Мы молчали, курили. С огородов тянуло горьким дымом от сжигаемых растительных остатков. С начала моего приключения это была самая божественная минута. Самое волшебное время суток, самое волшебное время года. Мне, правда, вспомнилось, что до сих пор никто ни единым словом не обмолвился при мне об Октябре, и я совершенно не представлял себе, что меня там ожидает. Я мог бы попытаться выяснить у Ригеля, но… мне было, во-первых, лень. А во-вторых, неудобно. Он казался таким далеким от суеты. Гораздо дальше, чем Палома. Я бы даже сказал, он вообще был недостижим.

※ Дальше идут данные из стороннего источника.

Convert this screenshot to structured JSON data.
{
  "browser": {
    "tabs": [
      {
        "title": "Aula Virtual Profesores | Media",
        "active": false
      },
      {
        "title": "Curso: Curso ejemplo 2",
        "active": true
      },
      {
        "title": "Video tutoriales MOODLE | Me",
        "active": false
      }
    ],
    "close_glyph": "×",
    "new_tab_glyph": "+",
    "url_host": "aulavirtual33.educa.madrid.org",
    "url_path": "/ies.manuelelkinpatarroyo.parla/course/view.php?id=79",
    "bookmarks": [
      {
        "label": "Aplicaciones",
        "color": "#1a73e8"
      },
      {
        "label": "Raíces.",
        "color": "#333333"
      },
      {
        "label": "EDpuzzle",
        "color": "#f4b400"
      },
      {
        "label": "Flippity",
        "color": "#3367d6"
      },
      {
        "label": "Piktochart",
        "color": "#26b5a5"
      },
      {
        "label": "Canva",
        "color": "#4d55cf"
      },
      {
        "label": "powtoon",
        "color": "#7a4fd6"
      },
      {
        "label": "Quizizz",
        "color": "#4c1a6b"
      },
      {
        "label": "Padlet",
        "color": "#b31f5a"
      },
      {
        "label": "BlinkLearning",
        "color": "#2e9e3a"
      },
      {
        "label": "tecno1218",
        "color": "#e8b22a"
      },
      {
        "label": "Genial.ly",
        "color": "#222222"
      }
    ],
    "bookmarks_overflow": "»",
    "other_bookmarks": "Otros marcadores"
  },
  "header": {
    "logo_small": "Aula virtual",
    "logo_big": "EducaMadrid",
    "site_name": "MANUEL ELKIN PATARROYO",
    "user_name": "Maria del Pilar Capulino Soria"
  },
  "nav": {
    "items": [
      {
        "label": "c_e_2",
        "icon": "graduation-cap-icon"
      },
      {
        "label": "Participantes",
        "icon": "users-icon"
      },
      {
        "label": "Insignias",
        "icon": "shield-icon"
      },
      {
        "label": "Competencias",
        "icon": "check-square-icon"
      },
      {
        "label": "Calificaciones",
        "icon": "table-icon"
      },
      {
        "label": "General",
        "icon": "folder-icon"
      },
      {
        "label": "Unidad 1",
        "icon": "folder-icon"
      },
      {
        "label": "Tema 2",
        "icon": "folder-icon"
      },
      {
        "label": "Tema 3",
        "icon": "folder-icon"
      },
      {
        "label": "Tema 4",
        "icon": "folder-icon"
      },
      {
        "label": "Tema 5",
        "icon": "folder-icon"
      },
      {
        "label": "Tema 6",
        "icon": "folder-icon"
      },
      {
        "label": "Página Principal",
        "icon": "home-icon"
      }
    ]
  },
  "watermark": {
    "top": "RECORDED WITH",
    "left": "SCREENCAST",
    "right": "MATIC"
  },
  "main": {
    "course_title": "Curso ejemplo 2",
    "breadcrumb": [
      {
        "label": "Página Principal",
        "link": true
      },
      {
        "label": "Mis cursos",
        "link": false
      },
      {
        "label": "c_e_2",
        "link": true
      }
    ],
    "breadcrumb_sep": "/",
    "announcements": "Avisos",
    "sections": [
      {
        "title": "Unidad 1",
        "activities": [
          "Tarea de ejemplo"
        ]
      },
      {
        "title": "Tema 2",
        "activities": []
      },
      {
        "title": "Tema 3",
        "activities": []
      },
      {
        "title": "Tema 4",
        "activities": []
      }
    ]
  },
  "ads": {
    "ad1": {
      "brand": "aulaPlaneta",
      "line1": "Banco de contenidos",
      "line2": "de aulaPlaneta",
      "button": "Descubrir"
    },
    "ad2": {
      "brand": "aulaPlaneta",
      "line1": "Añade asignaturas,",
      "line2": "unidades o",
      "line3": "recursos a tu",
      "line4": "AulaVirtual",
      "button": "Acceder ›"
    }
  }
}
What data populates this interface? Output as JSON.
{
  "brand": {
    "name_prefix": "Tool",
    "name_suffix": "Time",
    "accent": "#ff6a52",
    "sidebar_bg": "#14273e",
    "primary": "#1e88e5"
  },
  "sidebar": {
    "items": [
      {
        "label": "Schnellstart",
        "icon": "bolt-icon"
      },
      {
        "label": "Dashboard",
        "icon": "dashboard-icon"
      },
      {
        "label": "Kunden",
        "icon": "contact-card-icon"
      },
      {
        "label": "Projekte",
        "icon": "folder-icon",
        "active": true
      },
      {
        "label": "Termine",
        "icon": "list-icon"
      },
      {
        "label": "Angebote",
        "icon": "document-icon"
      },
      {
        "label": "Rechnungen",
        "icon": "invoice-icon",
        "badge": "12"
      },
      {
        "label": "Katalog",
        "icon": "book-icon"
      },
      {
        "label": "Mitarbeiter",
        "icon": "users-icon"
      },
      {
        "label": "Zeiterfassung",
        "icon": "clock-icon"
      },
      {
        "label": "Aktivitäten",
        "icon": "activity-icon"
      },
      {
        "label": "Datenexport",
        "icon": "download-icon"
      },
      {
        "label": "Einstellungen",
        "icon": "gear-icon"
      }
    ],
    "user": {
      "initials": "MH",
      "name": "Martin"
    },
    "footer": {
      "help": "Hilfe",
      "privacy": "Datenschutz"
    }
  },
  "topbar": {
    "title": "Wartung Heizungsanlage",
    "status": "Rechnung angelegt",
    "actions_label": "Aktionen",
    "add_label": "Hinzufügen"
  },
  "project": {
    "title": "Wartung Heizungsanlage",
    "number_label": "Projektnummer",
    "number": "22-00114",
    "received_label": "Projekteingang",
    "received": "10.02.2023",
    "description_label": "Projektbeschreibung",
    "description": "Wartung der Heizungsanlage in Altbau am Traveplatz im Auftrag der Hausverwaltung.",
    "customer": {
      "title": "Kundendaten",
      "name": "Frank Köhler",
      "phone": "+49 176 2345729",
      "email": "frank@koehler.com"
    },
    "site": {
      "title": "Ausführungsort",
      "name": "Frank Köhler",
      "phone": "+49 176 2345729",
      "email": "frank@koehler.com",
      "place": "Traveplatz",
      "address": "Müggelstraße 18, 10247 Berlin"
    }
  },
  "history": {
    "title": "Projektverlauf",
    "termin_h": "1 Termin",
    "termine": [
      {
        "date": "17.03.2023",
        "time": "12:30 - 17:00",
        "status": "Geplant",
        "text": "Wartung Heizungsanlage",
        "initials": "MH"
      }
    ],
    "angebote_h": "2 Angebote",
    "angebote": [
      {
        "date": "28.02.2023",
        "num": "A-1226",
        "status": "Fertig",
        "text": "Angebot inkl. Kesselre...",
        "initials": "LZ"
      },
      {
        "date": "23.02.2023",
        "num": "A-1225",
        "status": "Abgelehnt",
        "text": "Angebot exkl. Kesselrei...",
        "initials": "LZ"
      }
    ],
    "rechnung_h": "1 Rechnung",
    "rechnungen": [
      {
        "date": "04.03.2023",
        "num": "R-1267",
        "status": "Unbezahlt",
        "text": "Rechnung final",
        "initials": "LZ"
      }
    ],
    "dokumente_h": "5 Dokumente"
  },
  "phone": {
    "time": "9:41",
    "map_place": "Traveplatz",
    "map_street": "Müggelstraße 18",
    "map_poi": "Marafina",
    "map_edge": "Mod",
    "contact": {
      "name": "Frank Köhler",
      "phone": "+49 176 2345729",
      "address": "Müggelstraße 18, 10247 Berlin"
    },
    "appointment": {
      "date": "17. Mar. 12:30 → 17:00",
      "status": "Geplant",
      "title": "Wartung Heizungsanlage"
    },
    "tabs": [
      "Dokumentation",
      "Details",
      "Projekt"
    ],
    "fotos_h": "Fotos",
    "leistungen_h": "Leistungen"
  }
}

Так проходило время, мир умолкал и погружался в сон. Сентябрь ни о чем не спрашивал меня, а я — его. Я не испытывал никакого нетерпения до тех самых пор, пока он, крякнув, не поднялся и, поковырявшись в ящике с железом, не вытащил из него новенькую блестящую подкову.

— Вот, — сказал он. — А направление — любое. Мимо Октобера не пройдешь, даже если захочешь. Он сам тебя настигнет.

В моих руках она была сияющая и живая. Романтическая функция ее намекала на пути-дороги, а символика — на обещание счастья. Если же ее перевернуть, она становилась похожа на лиру, чьи невидимые струны пели о томительной и тягучей нежности ожидания, о волшебных вечерах и посиделках у порога. Наверное, это был самый удивительный и самый памятный по состоянию души Ключ. Направление любое, сказал он? Верно, ведь это всегда будет — вперед.

— Эгей, трудяга! — донеслось из-за порога. Ригель порывисто развернулся и вышел. Он был подвижен и строен, этот верзила, и тонок в талии. Я инстинктивно притаился за мехами. Узнал голос Латоны, и сообразил, что подзадержался. Наверняка она не ожидала напороться здесь на меня.

— Здравствуй, мое индейское лето, — услыхал я оттуда.

— Пришла узнать, сильно ли ты притомился за день.

И смех. Низкий, горловой. Женщина не смеется так, когда ее целуют в щечку. Вряд ли, не при моралистах будь сказано, богиня, вокруг которой все рождается и плодоносит, станет держать колени сомкнутыми. Этим богам, подумал я, по вечерам нечем заняться.

Итак, направление любое. Я взялся обеими руками за подкову, как за маленький штурвал, и практически вслепую сунулся в самый дальний и темный угол, на каждом следующем шаге рискуя зацепиться за что-нибудь железное и причинить себе телесные повреждения различной степени тяжести.